Fortunately, a new approach to medical liability reform (which the business community has largely resisted) would give plaintiffs wronged by doctors the choice of a fair award now rather than giving half of any money won at trial to lawyers later.

While the reform is not new — it was introduced by Rep. Richard Gephardt (D-MO) nearly 20 years ago — its departure from traditional tort reform paths makes it revolutionary. The proposal requires malpractice claimants seeking pain-and-suffering damages to prove their cases under a strict “beyond any reasonable doubt” standard, but only if they had first received and rejected defendant offers to pay lost wages, un-reimbursed medical costs and reasonable hourly attorney fees, all of which must be paid within six months of filing the complaint. If the defendant fails to make an early offer within that period, the plan retains the right to use the court system to press for a bigger settlement.

This new agenda bypasses the huge delays and costs of the tort system and achieves great savings by substantially reducing the legal fees now paid to malpractice plaintiff and defendant counsel. At the same time, the reform preserves access to the tort system when defendants fail to make an offer within six months or gives defendants the choice to pursue cases where clear malpractice can be proven.
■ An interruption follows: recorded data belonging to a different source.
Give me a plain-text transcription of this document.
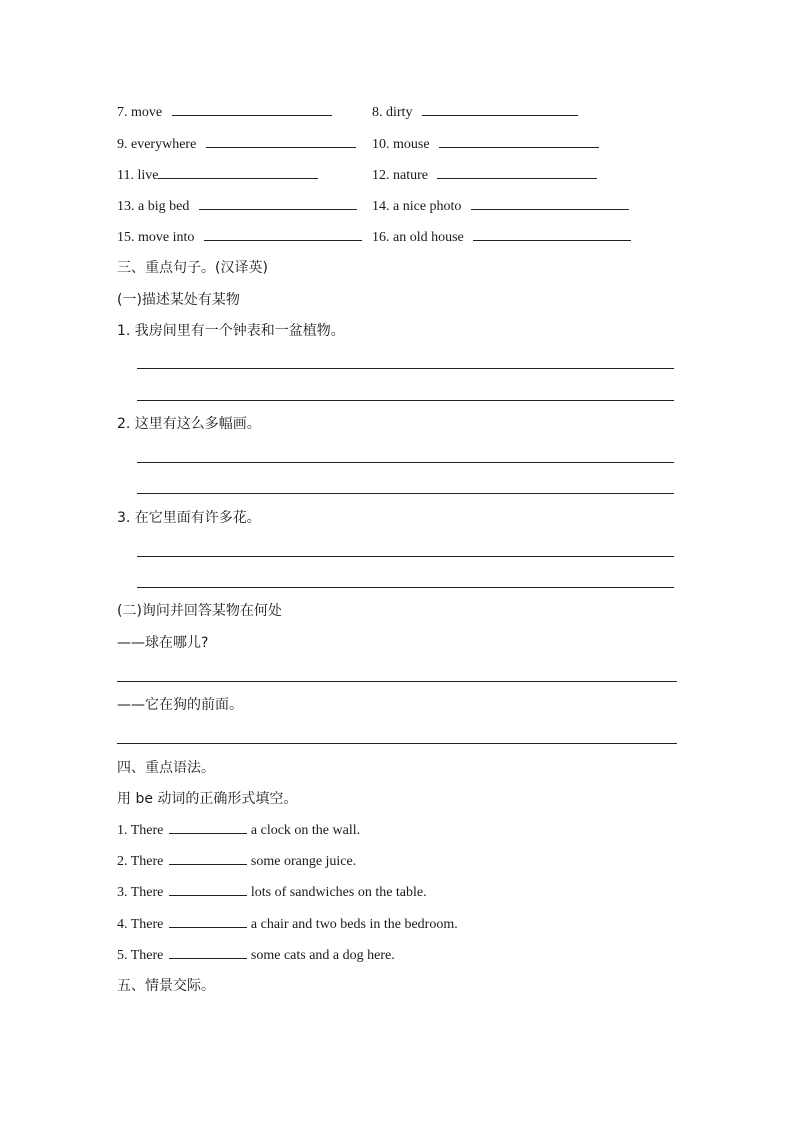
7. move	8. dirty
9. everywhere	10. mouse
11. live	12. nature
13. a big bed	14. a nice photo
15. move into	16. an old house
三、重点句子。(汉译英)
(一)描述某处有某物
1. 我房间里有一个钟表和一盆植物。
2. 这里有这么多幅画。
3. 在它里面有许多花。
(二)询问并回答某物在何处
——球在哪儿?
——它在狗的前面。
四、重点语法。
用 be 动词的正确形式填空。
1. There	a clock on the wall.
2. There	some orange juice.
3. There	lots of sandwiches on the table.
4. There	a chair and two beds in the bedroom.
5. There	some cats and a dog here.
五、情景交际。
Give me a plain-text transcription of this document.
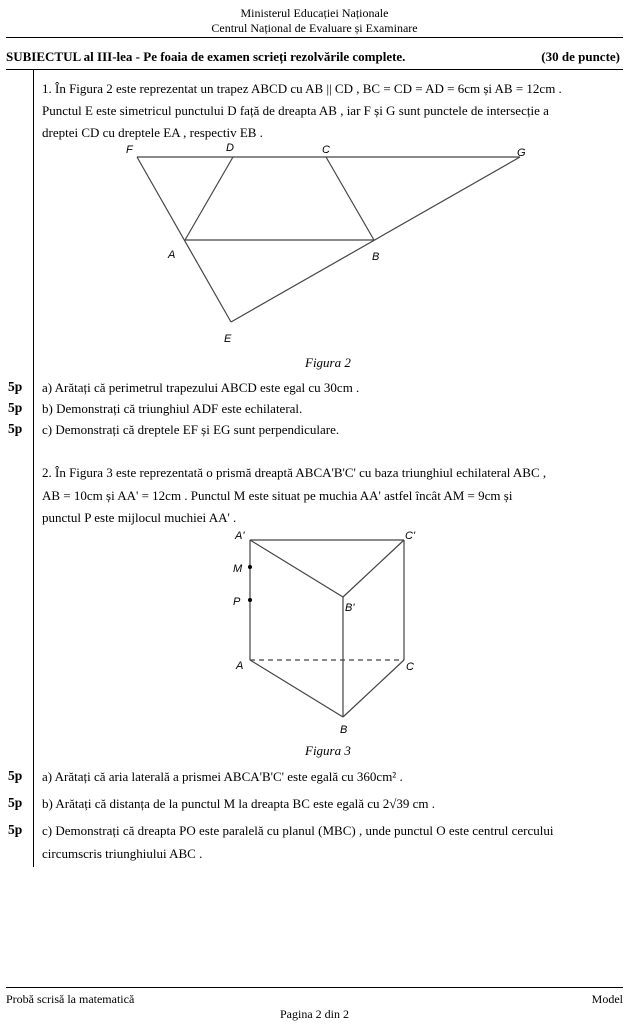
Ministerul Educației Naționale
Centrul Național de Evaluare și Examinare
SUBIECTUL al III-lea - Pe foaia de examen scrieți rezolvările complete.	(30 de puncte)
1. În Figura 2 este reprezentat un trapez ABCD cu AB || CD , BC = CD = AD = 6cm și AB = 12cm .
Punctul E este simetricul punctului D față de dreapta AB , iar F și G sunt punctele de intersecție a
dreptei CD cu dreptele EA , respectiv EB .
F	D	C	G
A	B
E
Figura 2
5p a) Arătați că perimetrul trapezului ABCD este egal cu 30cm .
5p b) Demonstrați că triunghiul ADF este echilateral.
5p c) Demonstrați că dreptele EF și EG sunt perpendiculare.
2. În Figura 3 este reprezentată o prismă dreaptă ABCA'B'C' cu baza triunghiul echilateral ABC ,
AB = 10cm și AA' = 12cm . Punctul M este situat pe muchia AA' astfel încât AM = 9cm și
punctul P este mijlocul muchiei AA' .
A'	C'
M
P	B'
A	C
B
Figura 3
5p a) Arătați că aria laterală a prismei ABCA'B'C' este egală cu 360cm² .
5p b) Arătați că distanța de la punctul M la dreapta BC este egală cu 2√39 cm .
5p c) Demonstrați că dreapta PO este paralelă cu planul (MBC) , unde punctul O este centrul cercului
circumscris triunghiului ABC .
Probă scrisă la matematică	Model
Pagina 2 din 2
By implementing the reform, everybody wins. Its incentives will enable health care provider defendants to make early offers when serious claims are brought against them, but they will retain the choice to resist frivolous or otherwise unworthy claims by not making a settlement offer at all. Concomitantly, patient plaintiffs will have the choice to be paid now should they choose to take an early offer or later if they prevail in court. And consumers win because the reform will substantially reduce insurance costs as doctors no longer have incentives to practice unnecessary and costly medical procedures to insure against malpractice suits.

Here’s hoping that whoever wins Nov. 2 will give voters this vital choice.

Brent Tantillo is Deputy Director of the Project for Civil Justice Reform at Hudson Institute in Washington, D.C.